Values today do not match the values of our forebears, and so we have a kind of flip-flopping cognitive dissonance, a confusion which causes us frustration and leads even the good-willed to lash out. The Wall Street Journal could once declare on its front page (26 June 1915), “Wall Street has some soul. It also has pride in the traditions of the district that it represents. It feels that it divides with Catholic and Protestant churches a heritage above wealth or even taxes. It will oppose attempts to tax churches, to desecrate the surroundings…” Financiers no longer make this a priority. The fashion industry, for another example, has rapidly moved from allowing Christian symbolism to pushing androgyny. In her 2012 memoir, Grace Coddington (who attended a Catholic convent school) wrote of her first editorial feature for American Vogue: “I accessorized [the shirts] with hundreds of little crosses..something that, in these days of political correctness, would not be allowed, as all forms of religious symbolism are now strictly against the rules of Vogue.”

Of course, even in the beginning of the last century, Wall Street complained about the number of holidays, especially in Catholic and Orthodox countries, noting with appreciation that the American government was “much more reasonable” (Journal, 21 January 1909, front page); and there was licentiousness then, too. But these attitudes were more accepted in urban areas, among the elites. Increasing deference to them was, however, inevitable, given the easy flow of bad information, globalist attempts at imposing uniformity, and human fatigue. With no anchor, we will continue to drift leftward.
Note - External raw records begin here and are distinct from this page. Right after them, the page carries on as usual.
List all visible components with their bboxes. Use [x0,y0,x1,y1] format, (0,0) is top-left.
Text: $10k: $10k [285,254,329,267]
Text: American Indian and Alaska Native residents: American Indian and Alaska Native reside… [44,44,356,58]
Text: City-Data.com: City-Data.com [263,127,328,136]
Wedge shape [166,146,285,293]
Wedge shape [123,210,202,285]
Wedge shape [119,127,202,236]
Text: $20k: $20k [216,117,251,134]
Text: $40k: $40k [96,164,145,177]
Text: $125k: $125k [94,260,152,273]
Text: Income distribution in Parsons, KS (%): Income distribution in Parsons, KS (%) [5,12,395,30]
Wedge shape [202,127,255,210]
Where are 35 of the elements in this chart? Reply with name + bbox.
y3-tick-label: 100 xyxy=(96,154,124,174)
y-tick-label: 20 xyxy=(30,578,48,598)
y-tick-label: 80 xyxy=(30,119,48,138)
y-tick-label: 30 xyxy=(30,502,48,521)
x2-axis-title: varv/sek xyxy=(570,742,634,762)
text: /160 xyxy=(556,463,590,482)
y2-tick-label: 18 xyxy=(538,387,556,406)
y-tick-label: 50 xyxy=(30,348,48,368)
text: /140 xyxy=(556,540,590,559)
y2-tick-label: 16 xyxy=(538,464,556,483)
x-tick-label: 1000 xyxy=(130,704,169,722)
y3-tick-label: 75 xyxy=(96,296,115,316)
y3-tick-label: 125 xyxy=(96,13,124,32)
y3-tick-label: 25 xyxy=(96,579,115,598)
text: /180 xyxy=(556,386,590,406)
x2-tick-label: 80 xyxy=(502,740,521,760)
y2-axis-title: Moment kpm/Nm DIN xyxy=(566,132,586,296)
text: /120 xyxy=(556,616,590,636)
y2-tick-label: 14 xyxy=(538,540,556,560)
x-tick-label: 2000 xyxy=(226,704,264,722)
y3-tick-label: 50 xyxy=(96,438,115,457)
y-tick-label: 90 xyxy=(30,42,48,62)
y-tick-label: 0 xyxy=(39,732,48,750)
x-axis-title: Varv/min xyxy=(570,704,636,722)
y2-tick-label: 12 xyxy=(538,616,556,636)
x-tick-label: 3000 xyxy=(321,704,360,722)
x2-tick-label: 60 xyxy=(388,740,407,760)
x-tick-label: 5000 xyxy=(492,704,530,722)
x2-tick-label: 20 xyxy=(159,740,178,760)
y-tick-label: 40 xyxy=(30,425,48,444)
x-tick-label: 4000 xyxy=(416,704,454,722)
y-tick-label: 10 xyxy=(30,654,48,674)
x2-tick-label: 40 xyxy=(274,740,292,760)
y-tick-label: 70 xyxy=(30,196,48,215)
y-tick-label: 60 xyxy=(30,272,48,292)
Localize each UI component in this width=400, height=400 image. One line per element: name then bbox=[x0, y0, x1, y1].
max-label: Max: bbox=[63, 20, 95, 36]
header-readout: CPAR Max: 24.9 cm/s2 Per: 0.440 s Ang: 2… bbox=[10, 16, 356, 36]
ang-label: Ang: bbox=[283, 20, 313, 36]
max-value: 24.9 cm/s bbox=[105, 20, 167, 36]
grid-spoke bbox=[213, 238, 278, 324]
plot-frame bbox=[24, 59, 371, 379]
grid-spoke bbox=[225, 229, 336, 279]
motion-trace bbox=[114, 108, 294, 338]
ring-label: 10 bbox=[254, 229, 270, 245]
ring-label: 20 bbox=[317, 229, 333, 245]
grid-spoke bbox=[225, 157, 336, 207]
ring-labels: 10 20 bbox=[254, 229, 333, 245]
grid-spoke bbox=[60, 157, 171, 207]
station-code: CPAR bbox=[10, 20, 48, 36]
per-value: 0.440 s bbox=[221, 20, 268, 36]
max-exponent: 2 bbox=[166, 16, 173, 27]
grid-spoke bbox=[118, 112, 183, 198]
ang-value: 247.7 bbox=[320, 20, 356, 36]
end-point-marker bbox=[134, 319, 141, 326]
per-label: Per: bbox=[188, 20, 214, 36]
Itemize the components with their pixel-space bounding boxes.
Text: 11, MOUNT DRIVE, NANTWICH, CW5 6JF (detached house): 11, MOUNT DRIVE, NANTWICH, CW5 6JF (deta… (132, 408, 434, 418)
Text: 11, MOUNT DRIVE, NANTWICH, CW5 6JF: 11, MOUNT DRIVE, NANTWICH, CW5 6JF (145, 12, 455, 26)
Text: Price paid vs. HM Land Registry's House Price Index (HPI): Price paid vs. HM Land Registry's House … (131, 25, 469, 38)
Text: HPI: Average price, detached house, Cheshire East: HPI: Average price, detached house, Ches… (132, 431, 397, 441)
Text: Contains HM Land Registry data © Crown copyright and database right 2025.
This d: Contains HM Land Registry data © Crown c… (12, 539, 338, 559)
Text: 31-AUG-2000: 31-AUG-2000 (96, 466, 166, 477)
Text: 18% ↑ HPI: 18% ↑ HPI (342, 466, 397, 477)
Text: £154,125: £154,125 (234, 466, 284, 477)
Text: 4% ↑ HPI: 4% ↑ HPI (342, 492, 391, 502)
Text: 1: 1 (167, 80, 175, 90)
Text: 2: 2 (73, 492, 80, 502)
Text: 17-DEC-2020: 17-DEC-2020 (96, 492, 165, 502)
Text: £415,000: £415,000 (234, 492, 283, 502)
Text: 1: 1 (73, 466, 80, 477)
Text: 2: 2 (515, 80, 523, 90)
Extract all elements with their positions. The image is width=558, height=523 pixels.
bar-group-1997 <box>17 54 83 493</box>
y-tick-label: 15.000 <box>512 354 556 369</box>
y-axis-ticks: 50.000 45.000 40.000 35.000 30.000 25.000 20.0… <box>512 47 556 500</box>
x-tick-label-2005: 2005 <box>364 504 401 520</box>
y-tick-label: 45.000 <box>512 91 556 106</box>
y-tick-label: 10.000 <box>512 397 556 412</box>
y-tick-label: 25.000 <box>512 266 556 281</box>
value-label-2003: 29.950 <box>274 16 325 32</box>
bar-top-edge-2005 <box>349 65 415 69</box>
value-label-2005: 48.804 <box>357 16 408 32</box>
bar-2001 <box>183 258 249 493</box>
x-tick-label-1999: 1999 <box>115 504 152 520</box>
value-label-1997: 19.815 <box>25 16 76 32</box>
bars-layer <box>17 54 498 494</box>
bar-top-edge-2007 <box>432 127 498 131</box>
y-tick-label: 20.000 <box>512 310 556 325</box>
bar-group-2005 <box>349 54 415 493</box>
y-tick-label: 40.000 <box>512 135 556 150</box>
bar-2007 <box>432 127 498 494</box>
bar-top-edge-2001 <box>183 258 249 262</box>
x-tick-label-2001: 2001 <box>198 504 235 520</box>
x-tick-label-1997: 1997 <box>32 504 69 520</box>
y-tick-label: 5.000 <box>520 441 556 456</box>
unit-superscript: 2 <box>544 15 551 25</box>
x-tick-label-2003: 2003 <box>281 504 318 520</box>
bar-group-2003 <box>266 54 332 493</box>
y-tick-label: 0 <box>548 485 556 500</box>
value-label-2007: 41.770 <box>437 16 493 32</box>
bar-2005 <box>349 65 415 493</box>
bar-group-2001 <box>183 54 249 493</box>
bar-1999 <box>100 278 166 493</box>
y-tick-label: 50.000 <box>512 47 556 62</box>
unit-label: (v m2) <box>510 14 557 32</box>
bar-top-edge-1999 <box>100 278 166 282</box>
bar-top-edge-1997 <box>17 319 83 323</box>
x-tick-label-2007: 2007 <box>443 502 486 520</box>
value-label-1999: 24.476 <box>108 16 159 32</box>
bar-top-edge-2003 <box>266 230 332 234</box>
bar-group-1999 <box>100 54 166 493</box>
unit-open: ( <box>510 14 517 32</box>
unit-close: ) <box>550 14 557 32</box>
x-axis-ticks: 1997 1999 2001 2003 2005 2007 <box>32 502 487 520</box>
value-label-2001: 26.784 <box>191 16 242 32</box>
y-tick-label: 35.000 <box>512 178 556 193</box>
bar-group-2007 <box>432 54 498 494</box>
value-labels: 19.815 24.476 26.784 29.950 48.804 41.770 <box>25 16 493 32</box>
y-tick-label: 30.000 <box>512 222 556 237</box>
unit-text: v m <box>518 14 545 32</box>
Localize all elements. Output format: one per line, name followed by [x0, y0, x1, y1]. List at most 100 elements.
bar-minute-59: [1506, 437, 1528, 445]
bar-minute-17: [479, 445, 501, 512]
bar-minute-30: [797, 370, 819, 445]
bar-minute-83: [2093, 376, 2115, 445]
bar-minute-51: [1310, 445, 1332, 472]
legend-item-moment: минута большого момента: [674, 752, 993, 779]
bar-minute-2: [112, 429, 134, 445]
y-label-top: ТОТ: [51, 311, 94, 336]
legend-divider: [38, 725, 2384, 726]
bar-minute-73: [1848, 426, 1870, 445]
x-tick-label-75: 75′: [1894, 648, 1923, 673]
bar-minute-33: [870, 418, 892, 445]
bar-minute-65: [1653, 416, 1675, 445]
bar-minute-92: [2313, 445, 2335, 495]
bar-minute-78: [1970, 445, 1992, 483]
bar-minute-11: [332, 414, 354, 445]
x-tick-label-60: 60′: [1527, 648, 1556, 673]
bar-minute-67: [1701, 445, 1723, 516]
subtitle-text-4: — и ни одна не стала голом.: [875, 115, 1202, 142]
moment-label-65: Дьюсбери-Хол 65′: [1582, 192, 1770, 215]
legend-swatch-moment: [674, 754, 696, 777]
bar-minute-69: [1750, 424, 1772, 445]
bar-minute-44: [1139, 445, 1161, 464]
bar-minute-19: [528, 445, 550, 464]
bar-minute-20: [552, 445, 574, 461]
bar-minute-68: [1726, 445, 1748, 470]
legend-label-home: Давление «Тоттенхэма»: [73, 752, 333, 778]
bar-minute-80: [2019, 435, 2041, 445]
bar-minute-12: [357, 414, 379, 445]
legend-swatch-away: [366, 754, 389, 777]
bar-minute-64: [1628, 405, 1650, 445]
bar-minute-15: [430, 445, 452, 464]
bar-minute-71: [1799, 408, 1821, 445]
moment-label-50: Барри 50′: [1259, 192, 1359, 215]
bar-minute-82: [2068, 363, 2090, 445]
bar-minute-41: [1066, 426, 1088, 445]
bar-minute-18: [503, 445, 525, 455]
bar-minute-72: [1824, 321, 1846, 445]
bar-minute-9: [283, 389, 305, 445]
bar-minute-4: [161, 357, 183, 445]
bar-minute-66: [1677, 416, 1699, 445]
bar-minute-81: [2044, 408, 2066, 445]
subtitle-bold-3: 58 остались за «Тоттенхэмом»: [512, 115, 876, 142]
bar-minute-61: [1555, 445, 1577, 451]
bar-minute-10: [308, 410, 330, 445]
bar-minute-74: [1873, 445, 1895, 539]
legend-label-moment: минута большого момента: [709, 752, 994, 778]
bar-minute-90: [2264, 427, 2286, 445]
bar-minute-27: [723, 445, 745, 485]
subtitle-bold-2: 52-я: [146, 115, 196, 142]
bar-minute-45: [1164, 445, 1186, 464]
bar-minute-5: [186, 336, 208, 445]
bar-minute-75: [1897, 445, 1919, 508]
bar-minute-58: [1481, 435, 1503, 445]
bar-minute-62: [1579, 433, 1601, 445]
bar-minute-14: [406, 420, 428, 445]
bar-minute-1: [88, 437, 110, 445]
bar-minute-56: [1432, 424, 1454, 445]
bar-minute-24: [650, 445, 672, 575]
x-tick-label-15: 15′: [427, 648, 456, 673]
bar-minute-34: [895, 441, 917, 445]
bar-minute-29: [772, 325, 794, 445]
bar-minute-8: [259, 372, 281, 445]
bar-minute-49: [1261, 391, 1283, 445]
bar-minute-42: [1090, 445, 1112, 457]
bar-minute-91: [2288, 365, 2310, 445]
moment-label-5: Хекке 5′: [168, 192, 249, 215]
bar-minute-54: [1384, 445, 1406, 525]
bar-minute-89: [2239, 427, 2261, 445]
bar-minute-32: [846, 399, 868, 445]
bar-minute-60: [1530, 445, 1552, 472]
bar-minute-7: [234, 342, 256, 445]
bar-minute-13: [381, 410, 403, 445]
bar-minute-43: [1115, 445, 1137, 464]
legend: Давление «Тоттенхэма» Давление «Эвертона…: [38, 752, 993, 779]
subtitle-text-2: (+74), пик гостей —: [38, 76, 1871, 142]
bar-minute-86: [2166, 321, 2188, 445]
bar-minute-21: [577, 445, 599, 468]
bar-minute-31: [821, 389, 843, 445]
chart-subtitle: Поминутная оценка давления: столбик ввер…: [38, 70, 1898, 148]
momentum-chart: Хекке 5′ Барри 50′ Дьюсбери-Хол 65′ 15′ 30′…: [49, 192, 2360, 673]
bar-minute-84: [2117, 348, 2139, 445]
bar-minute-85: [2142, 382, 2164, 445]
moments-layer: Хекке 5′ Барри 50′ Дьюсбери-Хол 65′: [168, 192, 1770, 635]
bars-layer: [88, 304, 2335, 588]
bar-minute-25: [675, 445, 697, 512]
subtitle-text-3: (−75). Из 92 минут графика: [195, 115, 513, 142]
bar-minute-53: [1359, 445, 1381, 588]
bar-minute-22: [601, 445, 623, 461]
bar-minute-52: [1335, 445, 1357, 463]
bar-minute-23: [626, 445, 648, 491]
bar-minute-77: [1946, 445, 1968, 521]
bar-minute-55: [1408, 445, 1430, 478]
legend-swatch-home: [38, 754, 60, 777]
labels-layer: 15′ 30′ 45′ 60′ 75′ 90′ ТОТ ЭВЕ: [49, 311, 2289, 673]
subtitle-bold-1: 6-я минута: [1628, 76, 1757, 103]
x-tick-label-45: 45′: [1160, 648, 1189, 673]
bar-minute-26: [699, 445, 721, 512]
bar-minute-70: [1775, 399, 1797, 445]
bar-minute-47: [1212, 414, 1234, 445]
This trend is reversible, but we must reject relativism and embrace an epistemology which does not selectively put only tradition up against an impossible, hyper-skeptical test and which recognizes that we need objective truth and a morality that reminds us that our sins have consequences. Hostility toward traditional values, especially those that come from religion, must end, or else all claims to “sanctity” and goodness are reduced to partisan screeds.

Government can only be maintained in perpetuity “when it is understood to emanate from God as its august and most sacred source” (Pope Leo XIII, Diuturnum, § 12), when power is seen as coming from the top down, not from the bottom up. We must affirm that popular sovereignty is problematic; otherwise, we are reduced to a Machiavellian relativism under which might makes right.